了辞的意思,是要听天由命嘛。
    燕挽亭缓步走到夏秋潋身旁,她不敢去触碰夏秋潋,只是坐在她身旁静静的看着她。
    福安关上小药箱踌躇的站在一旁,看一眼床上的夏秋潋,又看一眼了辞,双眸黯淡担忧。

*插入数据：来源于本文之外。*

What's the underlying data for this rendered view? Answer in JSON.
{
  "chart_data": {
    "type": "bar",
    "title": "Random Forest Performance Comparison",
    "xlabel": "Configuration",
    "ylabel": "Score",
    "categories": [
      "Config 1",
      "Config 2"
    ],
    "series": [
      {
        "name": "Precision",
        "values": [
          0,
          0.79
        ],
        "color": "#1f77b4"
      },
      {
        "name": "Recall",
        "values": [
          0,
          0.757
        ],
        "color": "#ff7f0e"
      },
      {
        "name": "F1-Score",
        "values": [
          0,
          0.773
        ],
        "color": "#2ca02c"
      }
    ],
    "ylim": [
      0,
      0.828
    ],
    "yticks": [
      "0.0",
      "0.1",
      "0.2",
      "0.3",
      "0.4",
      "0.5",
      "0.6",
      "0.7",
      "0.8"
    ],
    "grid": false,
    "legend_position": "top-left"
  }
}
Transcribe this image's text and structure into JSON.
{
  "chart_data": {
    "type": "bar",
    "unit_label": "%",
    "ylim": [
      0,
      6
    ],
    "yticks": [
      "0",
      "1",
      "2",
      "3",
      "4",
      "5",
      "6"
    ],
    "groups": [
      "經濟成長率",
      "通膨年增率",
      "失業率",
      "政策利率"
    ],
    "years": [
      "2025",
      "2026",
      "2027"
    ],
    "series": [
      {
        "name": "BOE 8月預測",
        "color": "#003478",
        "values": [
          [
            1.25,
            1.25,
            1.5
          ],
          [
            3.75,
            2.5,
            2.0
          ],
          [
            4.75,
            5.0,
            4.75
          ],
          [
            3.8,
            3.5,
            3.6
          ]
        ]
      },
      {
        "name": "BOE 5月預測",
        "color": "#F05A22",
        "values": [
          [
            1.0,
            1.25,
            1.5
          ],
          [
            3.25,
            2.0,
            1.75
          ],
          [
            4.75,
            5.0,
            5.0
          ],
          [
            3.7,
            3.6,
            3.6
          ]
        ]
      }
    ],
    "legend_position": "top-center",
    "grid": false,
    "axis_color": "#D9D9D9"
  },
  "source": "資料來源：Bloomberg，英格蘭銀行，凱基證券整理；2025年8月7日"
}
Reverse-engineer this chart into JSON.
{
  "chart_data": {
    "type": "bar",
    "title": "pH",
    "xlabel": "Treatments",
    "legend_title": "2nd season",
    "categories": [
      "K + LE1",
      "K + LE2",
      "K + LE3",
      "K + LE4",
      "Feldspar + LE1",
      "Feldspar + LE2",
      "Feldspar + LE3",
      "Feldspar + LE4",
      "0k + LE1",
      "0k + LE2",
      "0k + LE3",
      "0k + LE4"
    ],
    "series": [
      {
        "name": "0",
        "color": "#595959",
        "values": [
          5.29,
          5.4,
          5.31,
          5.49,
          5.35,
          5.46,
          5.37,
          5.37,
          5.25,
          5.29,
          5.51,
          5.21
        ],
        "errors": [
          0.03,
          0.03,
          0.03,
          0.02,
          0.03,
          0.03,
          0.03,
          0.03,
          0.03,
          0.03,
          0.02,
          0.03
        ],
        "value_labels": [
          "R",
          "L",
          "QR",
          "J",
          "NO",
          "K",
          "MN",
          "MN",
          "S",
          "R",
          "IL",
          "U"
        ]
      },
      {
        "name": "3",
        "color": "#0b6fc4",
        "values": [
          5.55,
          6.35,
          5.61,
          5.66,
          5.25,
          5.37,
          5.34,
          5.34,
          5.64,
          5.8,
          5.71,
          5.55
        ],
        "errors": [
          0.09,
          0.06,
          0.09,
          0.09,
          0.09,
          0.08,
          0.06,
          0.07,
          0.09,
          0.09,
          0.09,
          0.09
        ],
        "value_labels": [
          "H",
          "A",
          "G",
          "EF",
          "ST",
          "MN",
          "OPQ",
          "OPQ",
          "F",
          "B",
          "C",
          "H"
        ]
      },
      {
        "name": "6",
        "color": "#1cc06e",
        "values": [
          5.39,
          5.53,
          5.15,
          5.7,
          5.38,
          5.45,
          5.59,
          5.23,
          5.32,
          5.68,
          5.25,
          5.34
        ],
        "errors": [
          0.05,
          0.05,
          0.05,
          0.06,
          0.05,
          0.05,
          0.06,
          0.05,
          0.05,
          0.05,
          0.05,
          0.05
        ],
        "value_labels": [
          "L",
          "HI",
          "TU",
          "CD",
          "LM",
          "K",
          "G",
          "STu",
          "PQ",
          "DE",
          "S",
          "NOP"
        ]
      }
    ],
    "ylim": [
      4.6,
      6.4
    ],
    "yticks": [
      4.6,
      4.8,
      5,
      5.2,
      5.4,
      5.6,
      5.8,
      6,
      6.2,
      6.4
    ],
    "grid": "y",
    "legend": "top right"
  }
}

    燕挽亭伸手轻轻的抓住夏秋潋的手,她一直看着夏秋潋,头也不回的轻声吩咐道。
    福安,带师叔去歇息。阿素,你也退下,没有本宫的旨意,别让任何人靠近。
    是。
    阿素领命,率先走出门。
    福安犹豫了好一会,也没动。
    了辞淡淡的瞥了她一眼,便自己慢慢的往外走。
    见了辞的脚步有些踉跄,福安一咬牙,实在是忍不住心疼,背上小药箱走了过去,伸手扶住了了辞的手,低声说道。
    师父,您慢些走。
    知府夫人安排着她们住下。
    只是燕挽亭身边带着的人,个个都不能怠慢,府里的厢房也没那么多。
    知府夫人陪着笑,带福安和了辞到了一间厢房。
    两位贵客,府里的厢房不多,就委屈两位同住一间了。
    了辞不说话,福安也不敢有异议,她扶着了辞在房间里坐下了。
    福安像个做错了事的孩子一样,乖乖的站在一边不动。
    桌上的茶水是刚刚端上来的热茶,了辞提起茶壶替福安倒了杯茶,然后示意福安坐下。
    你师叔呢?
    就这么半月,以前在了辞面前放肆的福安收敛了许多,她小心翼翼的看了眼了辞的脸色,然后乖乖的在了辞身边坐下了,端起茶杯抿了一小口。
    师叔半路跑了。
    被迷晕的韩清本来跟她同一辆马车随燕挽亭赶回竹县,但是韩清半途醒来后,听福安说献妃病倒了,一想到自己是罪魁祸首,怕燕挽亭砍了她的脑袋。
    就偷偷溜走了。
    了辞点点头,她自然知道韩清偷偷溜了,还是在她眼皮底下偷溜的。
    她没有看向福安,只是端着茶杯轻轻的把玩着。
    你怎么不与她一起走。
    闻言,福安失落的低下了头,黯淡的眸子里又开始荡着泪花,她抽了抽鼻子委屈又自责的带着哭腔道。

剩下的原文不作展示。